On Wed, 22 Mar 2017 15:07:41 +0000
Simon Slavin <slav...@bigfraud.org> wrote:

> On 22 Mar 2017, at 11:52am, R Smith <rsm...@rsweb.co.za> wrote:
> > 
> > May I add further that views are tricky things. They can refer to
> > multiple tables, or other views which in turn refer to multiple
> > tables or yet other views (and have obscured the names of the
> > original tables via "AS" aliasing).
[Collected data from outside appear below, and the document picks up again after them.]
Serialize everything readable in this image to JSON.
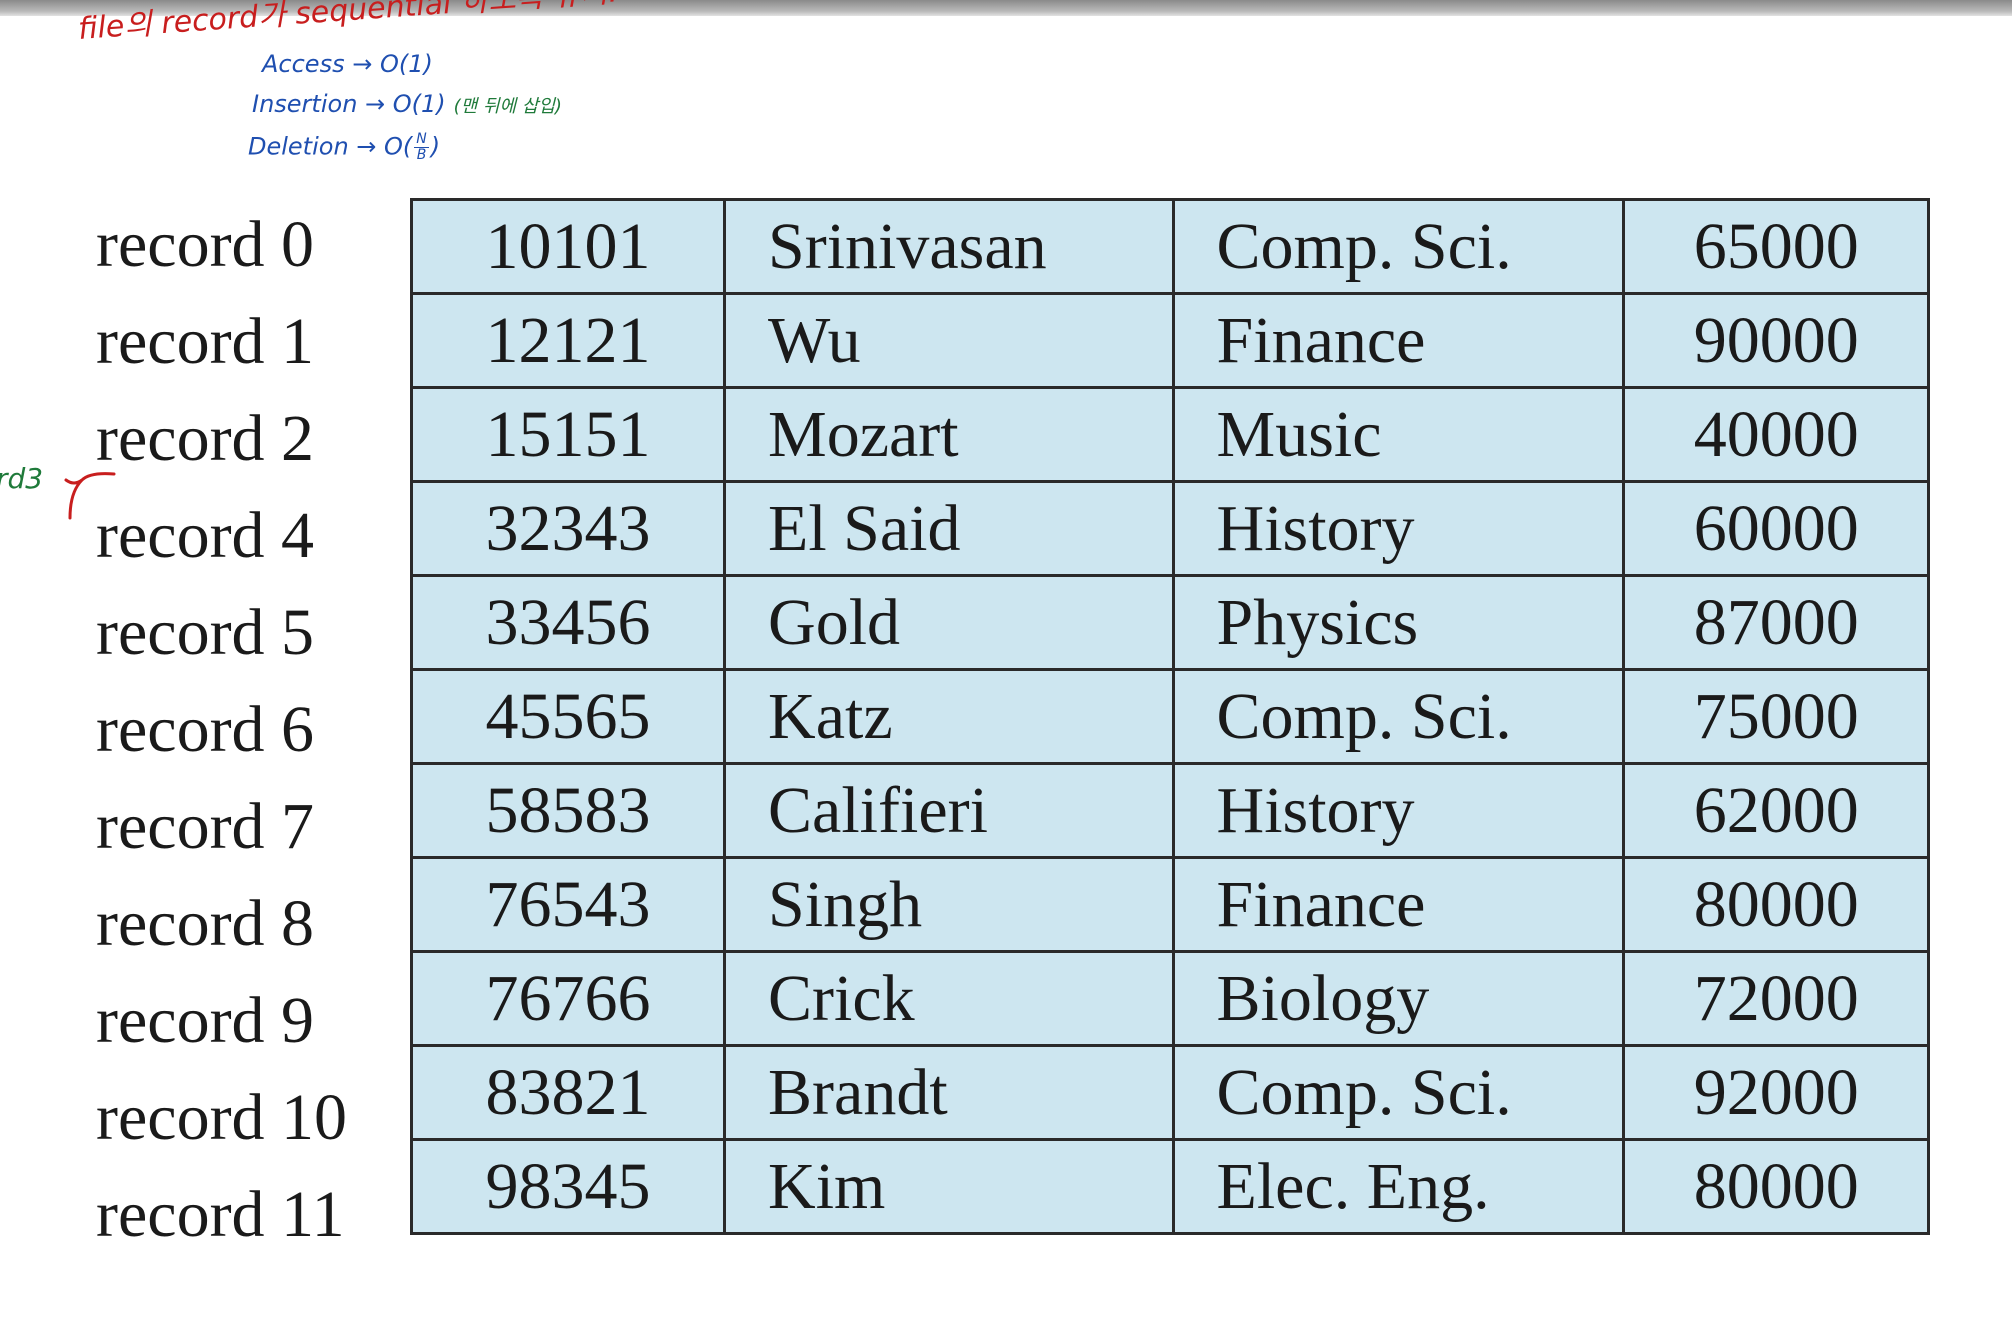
{
  "annotations": {
    "title": "file의 record가 sequential 하도록 유지.",
    "access": "Access → O(1)",
    "insertion": "Insertion → O(1)",
    "insertion_note": "(맨 뒤에 삽입)",
    "deletion_prefix": "Deletion → O(",
    "deletion_num": "N",
    "deletion_den": "B",
    "deletion_suffix": ")",
    "side_mark": "rd3"
  },
  "records": [
    {
      "label": "record 0",
      "id": "10101",
      "name": "Srinivasan",
      "dept": "Comp. Sci.",
      "salary": "65000"
    },
    {
      "label": "record 1",
      "id": "12121",
      "name": "Wu",
      "dept": "Finance",
      "salary": "90000"
    },
    {
      "label": "record 2",
      "id": "15151",
      "name": "Mozart",
      "dept": "Music",
      "salary": "40000"
    },
    {
      "label": "record 4",
      "id": "32343",
      "name": "El Said",
      "dept": "History",
      "salary": "60000"
    },
    {
      "label": "record 5",
      "id": "33456",
      "name": "Gold",
      "dept": "Physics",
      "salary": "87000"
    },
    {
      "label": "record 6",
      "id": "45565",
      "name": "Katz",
      "dept": "Comp. Sci.",
      "salary": "75000"
    },
    {
      "label": "record 7",
      "id": "58583",
      "name": "Califieri",
      "dept": "History",
      "salary": "62000"
    },
    {
      "label": "record 8",
      "id": "76543",
      "name": "Singh",
      "dept": "Finance",
      "salary": "80000"
    },
    {
      "label": "record 9",
      "id": "76766",
      "name": "Crick",
      "dept": "Biology",
      "salary": "72000"
    },
    {
      "label": "record 10",
      "id": "83821",
      "name": "Brandt",
      "dept": "Comp. Sci.",
      "salary": "92000"
    },
    {
      "label": "record 11",
      "id": "98345",
      "name": "Kim",
      "dept": "Elec. Eng.",
      "salary": "80000"
    }
  ],
  "colors": {
    "cell_background": "#cde6f0",
    "border": "#2a2a2a",
    "annotation_red": "#c81e1e",
    "annotation_blue": "#1f4fb0",
    "annotation_green": "#1f7a3a"
  }
}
There is no way to easily
> > implement an automatic view-of-table dropper. (I've tried to do
> > something like this for an sqlite tool long ago).
> 
> I think I?ve tried to do the equivalent thing for TRIGGERs and also
> failed.  And there?s also FOREIGN KEYs, though you can figure those
> out using PRAGMA calls.

It's only "tricky" because SQL is tricky to parse.  Given a parser,
collecting terminal nodes of a particuar type is simple.  

An interesting -- and innovative -- SQLite function would expose the
parser's result as ordinary data: 

        sqlite3_parse_sql( sqlite3*, const char sql[] )

returning two tables representing the parse tree, along the lines of

        Expressions:
        expression_id
        parent_expression_id
        table_name
        column_number
        column_name
        column_type
        column_size     

and

        Operations:
        operation_id
        left_expression_id
        left_expression_column_number
        right_expression_id
        right_expression_column_number

That's just off the top of my head.  Doubtless the experience of
representing JSON trees as tables would provide insight, too.